Modifying Membranotropic Action of Antimicrobial Peptide Gramicidin S by Star-like Polyacrylamide and Lipid Composition of Nanocontainers.

Gramicidin S (GS), one of the first discovered antimicrobial peptides, still shows strong antibiotic activity after decades of clinical use, with no evidence of resistance. The relatively high hemolytic activity and narrow therapeutic window of GS limit its use in topical applications. Encapsulation and targeted delivery may be the way to develop the internal administration of this drug. The lipid composition of membranes and non-covalent interactions affect GS's affinity for and partitioning into lipid bilayers as monomers or oligomers, which are crucial for GS activity. Using both differential scanning calorimetry (DSC) and FTIR methods, the impact of GS on dipalmitoylphosphatidylcholine (DPPC) membranes was tested.
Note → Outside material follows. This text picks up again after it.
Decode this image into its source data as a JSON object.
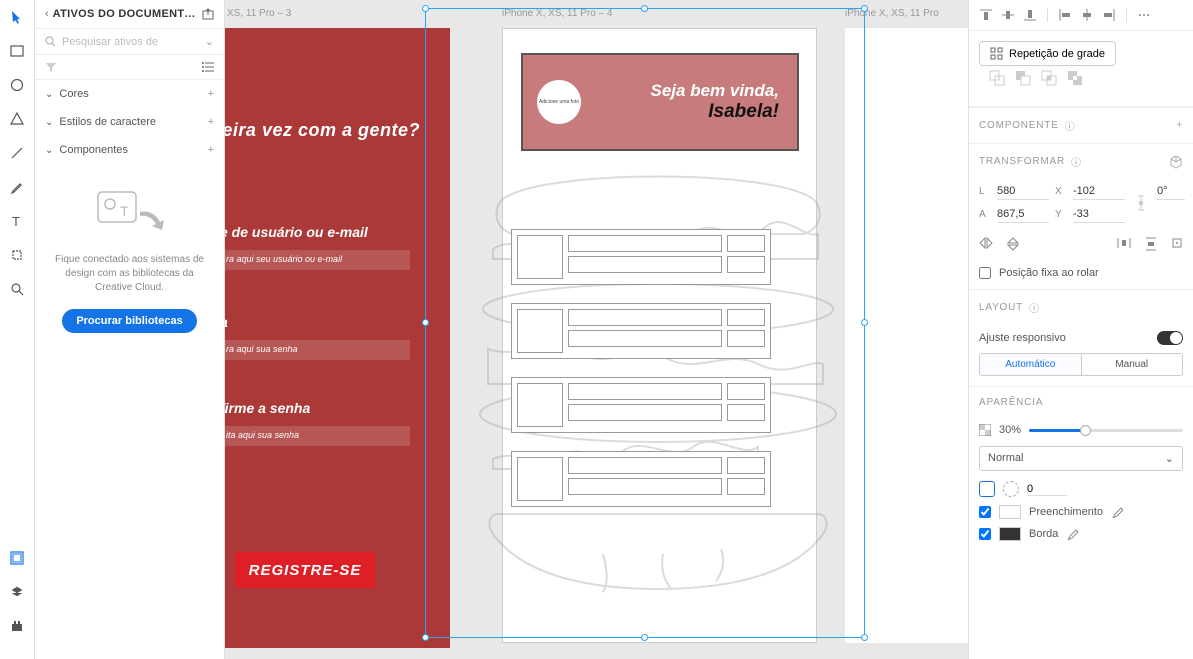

Additionally, the combined effect of GS and cholesterol on membrane characteristics was observed; while dipalmitoylphosphatydylglycerol (DPPG) and cerebrosides did not affect GS binding to DPPC membranes, cholesterol significantly altered the membrane, with 30% mol concentration being most effective in enhancing GS binding. The effect of star-like dextran-polyacrylamide D-g-PAA(PE) on GS binding to the membrane was tested, revealing that it interacted with GS in the membrane and significantly increased the proportion of GS oligomers. Instead, calcium ions affected GS binding to the membrane differently, with independent binding of calcium and GS and no interaction between them. This study shows how GS interactions with lipid membranes can be effectively modulated, potentially leading to new formulations for internal GS administration. Modified liposomes or polymer nanocarriers for targeted GS delivery could be used to treat protein misfolding disorders and inflammatory conditions associated with free-radical processes in cell membranes.